Troisièmement, à partir de ces données, élaborez des tables de correction ou des modèles compacts dépendant de la vitesse et de la charge. Ce n'est qu'après avoir pu expliquer la forme de ces corrections qu'il devient logique d'introduire des observateurs, des filtres numériques ou des schémas hybrides. Sinon, vous ne faites qu'empiler aveuglément des compensateurs.
Enfin, traitez les transitions comme des fonctionnalités de premier ordre. Définissez précisément à quelle vitesse et dans quelles conditions vous passez de la boucle ouverte à l'estimateur A, de l'estimateur A à l'estimateur B, ou de six étapes à FOC. Enregistrez explicitement ces transitions et insistez dessus lors des tests : sauts de bus, étapes de charge soudaines, commandes inversées, baisses de tension.
Tout cela n'a rien d'exotique. C'est simplement méthodique. Et cela tend à produire des moteurs qui se comportent de la même manière le lundi et le vendredi, sur des unités chaudes et froides, sur l'ensemble de la gamme de production.
Débogage par symptômes plutôt que par théorie
En pratique, on part généralement du comportement du moteur, et non des équations. Certains symptômes correspondent fortement à certaines catégories de problèmes de commutation sans capteur. Quelques exemples illustrent cette approche.
Si le moteur démarre correctement à froid mais refuse de démarrer à chaud, soupçonnez des variations liées à la température dans les seuils du comparateur, les décalages de shunt ou les paramètres moteur utilisés dans les observateurs. Vous pouvez vérifier cela en enregistrant l'angle estimé par rapport à un encodeur lorsque le système passe de la température ambiante à son état stable.
Si le variateur est silencieux et efficace à basse et haute vitesse, mais présente une bande étroite et bruyante dans les fréquences moyennes, soupçonnez des retards de filtre dépendants de la vitesse, une quantification de la minuterie ou une interaction PWM. Les méthodes basées sur la force contre-électromotrice qui s'appuient sur des réseaux RC et des minuteries présentent souvent de telles “ bandes bruyantes ” lorsque leurs hypothèses de retard fixe ne correspondent pas à la fréquence électrique du moteur.

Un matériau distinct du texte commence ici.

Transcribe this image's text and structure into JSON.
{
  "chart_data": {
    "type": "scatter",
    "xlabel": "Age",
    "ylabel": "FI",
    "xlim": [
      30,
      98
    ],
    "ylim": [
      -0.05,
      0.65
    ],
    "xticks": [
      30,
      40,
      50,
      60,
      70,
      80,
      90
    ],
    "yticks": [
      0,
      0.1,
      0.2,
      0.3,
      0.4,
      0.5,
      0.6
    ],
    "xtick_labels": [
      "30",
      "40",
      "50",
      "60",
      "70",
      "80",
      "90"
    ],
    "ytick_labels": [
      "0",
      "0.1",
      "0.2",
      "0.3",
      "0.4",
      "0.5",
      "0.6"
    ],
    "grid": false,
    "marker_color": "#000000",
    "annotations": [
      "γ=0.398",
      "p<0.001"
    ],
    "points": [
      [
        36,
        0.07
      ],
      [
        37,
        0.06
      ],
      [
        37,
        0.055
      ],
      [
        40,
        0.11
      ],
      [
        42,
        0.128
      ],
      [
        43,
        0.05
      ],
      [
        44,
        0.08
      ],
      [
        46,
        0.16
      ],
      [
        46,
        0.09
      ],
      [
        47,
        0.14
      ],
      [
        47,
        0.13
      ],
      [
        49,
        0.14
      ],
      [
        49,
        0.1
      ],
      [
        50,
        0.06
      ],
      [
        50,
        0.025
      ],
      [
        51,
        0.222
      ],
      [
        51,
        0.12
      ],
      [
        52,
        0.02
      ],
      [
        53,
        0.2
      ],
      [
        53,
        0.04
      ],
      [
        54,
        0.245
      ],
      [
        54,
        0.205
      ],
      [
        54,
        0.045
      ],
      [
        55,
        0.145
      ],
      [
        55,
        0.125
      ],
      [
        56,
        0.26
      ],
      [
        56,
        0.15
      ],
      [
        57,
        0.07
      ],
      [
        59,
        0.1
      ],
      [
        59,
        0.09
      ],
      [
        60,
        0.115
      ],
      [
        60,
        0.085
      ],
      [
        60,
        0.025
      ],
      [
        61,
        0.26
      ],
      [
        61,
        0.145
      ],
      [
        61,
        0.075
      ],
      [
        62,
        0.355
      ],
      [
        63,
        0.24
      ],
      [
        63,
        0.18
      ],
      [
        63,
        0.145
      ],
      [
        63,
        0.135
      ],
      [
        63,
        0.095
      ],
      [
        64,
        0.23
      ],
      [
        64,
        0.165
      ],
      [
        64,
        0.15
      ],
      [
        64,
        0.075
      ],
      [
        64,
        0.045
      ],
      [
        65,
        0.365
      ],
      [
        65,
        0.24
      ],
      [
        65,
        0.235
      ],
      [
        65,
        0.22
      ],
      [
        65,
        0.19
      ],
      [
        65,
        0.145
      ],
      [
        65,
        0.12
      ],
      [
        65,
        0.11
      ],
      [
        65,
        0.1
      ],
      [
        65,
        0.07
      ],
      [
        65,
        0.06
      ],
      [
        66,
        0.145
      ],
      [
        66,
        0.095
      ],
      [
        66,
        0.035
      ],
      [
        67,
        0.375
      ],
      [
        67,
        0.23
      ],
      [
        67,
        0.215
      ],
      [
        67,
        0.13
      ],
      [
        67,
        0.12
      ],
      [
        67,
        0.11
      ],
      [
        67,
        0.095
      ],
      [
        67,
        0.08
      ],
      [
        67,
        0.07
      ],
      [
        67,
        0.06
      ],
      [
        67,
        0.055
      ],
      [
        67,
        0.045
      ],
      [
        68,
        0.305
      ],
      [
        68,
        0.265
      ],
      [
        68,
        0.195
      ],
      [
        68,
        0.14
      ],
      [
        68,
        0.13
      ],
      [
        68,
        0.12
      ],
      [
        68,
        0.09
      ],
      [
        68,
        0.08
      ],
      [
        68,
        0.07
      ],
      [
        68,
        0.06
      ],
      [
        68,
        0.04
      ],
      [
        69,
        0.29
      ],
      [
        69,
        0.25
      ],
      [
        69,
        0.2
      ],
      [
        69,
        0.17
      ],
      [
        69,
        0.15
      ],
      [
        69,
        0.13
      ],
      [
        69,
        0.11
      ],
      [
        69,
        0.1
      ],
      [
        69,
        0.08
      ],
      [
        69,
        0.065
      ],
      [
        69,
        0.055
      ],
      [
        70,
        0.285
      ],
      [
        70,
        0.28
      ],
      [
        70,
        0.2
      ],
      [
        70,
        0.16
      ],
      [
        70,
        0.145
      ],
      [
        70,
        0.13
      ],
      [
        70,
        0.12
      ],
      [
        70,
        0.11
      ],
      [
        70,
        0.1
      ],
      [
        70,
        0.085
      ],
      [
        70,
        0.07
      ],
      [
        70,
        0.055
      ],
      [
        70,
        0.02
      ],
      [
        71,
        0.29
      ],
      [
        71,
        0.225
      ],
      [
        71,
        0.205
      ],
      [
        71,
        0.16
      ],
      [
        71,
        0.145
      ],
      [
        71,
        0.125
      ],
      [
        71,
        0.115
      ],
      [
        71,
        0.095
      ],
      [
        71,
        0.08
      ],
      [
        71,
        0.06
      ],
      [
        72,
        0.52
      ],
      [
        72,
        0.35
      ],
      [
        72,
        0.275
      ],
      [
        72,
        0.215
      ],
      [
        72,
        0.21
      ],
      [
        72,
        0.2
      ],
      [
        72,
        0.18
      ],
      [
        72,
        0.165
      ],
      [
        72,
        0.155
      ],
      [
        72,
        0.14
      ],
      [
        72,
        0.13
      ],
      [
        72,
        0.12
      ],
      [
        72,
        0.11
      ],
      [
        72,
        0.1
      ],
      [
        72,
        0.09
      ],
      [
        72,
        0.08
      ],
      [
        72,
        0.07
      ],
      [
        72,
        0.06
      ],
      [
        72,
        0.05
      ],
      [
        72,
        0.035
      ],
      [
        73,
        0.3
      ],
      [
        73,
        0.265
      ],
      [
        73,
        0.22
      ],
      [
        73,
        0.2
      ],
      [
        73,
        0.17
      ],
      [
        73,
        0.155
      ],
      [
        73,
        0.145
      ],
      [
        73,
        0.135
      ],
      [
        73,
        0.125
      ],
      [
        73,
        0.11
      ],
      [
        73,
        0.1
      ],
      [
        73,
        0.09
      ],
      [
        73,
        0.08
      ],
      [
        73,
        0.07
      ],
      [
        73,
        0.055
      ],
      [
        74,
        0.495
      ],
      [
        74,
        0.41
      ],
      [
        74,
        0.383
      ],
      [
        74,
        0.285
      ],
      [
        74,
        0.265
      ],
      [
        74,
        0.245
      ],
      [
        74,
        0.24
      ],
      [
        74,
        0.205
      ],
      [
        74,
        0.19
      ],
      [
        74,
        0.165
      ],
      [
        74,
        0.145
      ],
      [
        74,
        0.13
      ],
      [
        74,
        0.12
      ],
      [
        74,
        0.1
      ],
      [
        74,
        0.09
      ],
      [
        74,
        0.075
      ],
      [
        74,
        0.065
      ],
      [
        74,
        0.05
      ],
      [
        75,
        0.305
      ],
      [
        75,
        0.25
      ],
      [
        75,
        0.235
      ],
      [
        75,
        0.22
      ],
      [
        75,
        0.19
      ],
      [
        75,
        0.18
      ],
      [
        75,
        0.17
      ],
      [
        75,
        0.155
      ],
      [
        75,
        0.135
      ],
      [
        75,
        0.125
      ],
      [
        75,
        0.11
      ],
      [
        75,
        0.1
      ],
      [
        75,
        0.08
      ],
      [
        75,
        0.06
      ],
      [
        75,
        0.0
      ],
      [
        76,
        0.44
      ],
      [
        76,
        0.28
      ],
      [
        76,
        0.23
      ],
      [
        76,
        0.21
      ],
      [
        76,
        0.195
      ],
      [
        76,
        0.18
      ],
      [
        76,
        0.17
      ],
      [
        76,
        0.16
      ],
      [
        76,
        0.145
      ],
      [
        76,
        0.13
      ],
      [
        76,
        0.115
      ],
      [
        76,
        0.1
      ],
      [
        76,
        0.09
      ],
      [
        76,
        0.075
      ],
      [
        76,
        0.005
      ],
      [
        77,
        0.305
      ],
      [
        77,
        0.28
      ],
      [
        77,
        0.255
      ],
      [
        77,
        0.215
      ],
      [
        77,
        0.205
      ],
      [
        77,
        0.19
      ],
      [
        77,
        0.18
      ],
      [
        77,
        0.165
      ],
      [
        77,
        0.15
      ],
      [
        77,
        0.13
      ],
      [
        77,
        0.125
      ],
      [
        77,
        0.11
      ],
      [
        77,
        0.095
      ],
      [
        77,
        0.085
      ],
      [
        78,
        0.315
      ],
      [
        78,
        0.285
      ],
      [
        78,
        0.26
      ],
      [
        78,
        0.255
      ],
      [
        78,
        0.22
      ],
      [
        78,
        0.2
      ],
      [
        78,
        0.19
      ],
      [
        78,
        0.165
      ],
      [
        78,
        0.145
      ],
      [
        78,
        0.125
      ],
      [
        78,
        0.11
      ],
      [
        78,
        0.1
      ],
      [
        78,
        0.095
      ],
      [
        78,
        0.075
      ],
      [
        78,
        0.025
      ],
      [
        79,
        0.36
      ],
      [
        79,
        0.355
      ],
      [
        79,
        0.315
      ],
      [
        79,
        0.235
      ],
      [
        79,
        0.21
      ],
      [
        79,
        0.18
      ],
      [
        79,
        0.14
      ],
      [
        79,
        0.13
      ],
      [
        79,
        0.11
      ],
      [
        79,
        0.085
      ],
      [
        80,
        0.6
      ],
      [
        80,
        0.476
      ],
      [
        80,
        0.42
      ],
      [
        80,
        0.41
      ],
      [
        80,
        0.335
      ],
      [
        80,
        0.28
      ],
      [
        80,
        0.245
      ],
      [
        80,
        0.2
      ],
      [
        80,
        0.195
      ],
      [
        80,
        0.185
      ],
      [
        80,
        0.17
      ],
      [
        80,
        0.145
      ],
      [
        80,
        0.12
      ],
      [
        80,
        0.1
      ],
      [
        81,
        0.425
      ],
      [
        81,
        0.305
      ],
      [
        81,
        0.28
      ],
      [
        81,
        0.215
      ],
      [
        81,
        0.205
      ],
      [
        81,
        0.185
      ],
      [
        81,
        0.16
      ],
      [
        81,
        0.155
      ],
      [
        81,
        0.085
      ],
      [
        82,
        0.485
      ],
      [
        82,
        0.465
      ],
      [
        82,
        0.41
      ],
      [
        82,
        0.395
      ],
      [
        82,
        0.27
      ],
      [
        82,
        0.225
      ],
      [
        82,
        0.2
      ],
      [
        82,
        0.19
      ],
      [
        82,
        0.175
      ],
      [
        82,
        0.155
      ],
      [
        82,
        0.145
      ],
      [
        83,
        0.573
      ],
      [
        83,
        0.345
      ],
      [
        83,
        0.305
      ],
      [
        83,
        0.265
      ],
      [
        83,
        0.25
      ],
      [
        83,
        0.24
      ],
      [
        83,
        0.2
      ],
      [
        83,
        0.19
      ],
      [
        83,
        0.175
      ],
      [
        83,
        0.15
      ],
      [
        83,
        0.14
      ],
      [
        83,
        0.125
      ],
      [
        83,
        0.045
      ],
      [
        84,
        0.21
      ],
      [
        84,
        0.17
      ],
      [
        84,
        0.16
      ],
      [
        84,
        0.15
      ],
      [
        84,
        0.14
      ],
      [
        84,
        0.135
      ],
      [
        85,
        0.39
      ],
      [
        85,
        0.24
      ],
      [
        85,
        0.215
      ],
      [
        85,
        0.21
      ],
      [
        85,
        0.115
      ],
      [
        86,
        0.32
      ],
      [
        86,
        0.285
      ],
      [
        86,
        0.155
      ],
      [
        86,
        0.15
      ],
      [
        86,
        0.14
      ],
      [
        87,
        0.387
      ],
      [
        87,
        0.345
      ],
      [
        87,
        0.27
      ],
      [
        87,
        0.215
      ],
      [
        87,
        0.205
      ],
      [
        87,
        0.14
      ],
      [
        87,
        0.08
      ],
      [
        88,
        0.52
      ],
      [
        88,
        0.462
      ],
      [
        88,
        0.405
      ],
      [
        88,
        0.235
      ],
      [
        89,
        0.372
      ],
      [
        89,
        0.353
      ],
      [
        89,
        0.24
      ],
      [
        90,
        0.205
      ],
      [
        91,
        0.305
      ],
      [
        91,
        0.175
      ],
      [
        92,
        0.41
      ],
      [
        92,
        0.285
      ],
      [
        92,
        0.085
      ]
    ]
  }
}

Si le variateur fonctionne correctement sous une charge constante mais présente des ratés lors de variations rapides du couple, vérifiez la bande passante de l'observateur et la saturation de la détection de courant. De nombreux estimateurs à mode glissant ou basés sur une boucle à verrouillage de phase (PLL) supposent que les signaux de courant restent dans des plages linéaires et que la gigue d'échantillonnage est modérée. Lorsque ces hypothèses ne sont plus valables, l'estimateur prend du retard et l'angle de commutation peut varier de plusieurs degrés.

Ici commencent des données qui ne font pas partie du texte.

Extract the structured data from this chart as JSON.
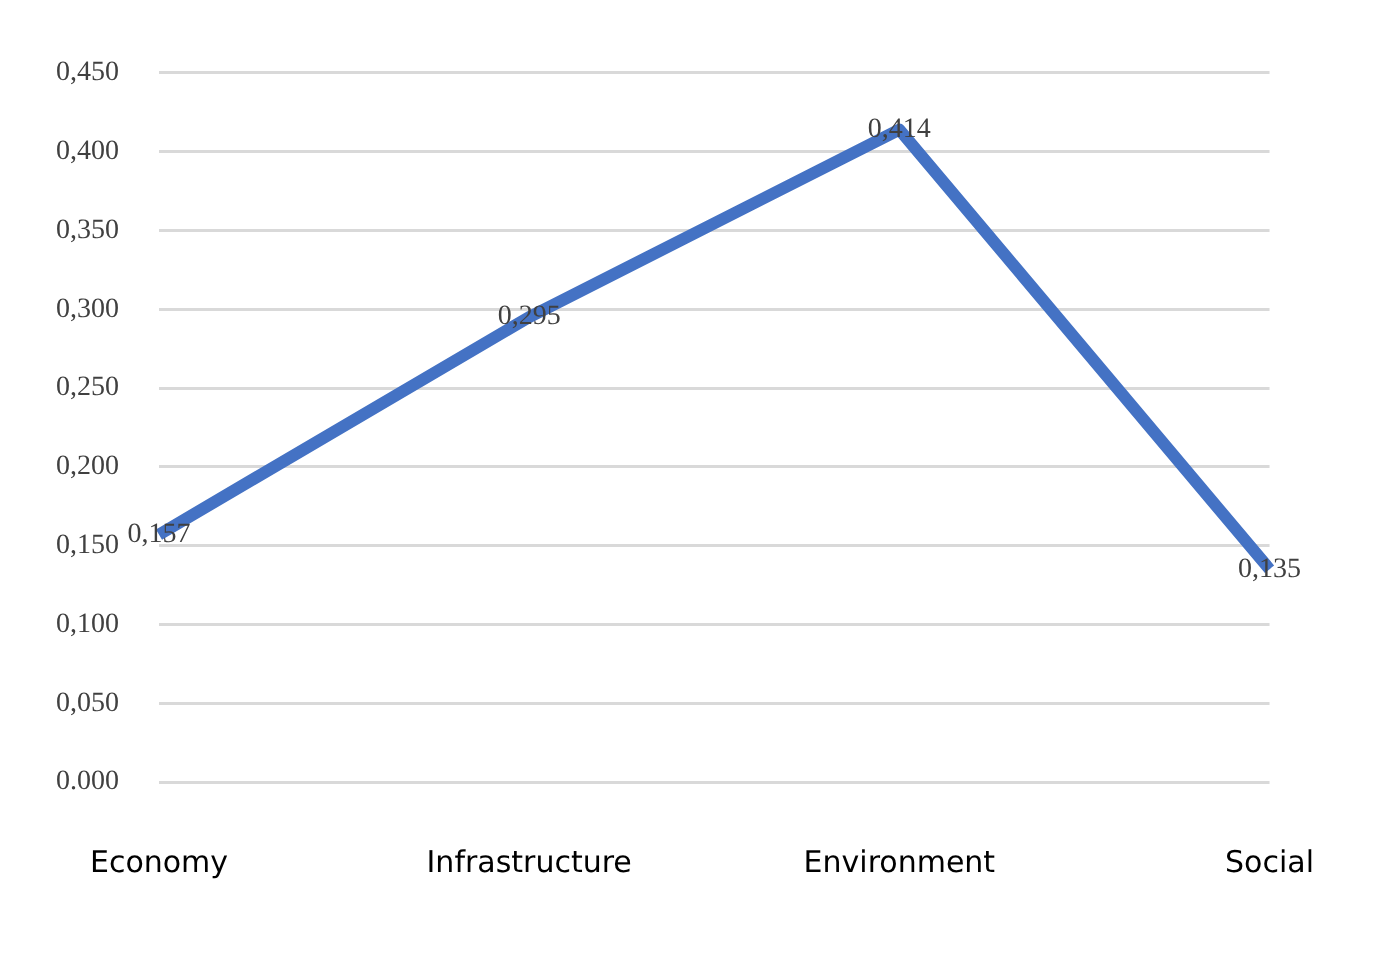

Disposer d'un catalogue de ces paires symptôme-mécanisme au sein de votre équipe réduit souvent davantage le temps de débogage qu'un nouvel estimateur.
Notes de clôture
La commutation sans capteur ne nécessite pas d'autre explication générique de la force contre-électromotrice. Elle nécessite une vision honnête de ce qui détermine réellement si l'entraînement est stable, efficace et reproductible sur une chaîne de production. Les algorithmes sont importants, mais la combinaison de la chaîne de mesure, de la stratégie de démarrage, de la logique de transition et des marges d'erreur de synchronisation explicites est encore plus importante.
Si vous concevez ces composants avec autant de soin que vous choisissez l'estimateur, la plupart des débats classiques opposant les six étapes au FOC, ou les forces contre-électromotrices aux observateurs, perdent beaucoup de leur intensité. Vous obtenez alors un système dont le comportement de commutation est prévisible, explicable et dont la complexité correspond exactement aux besoins de votre application.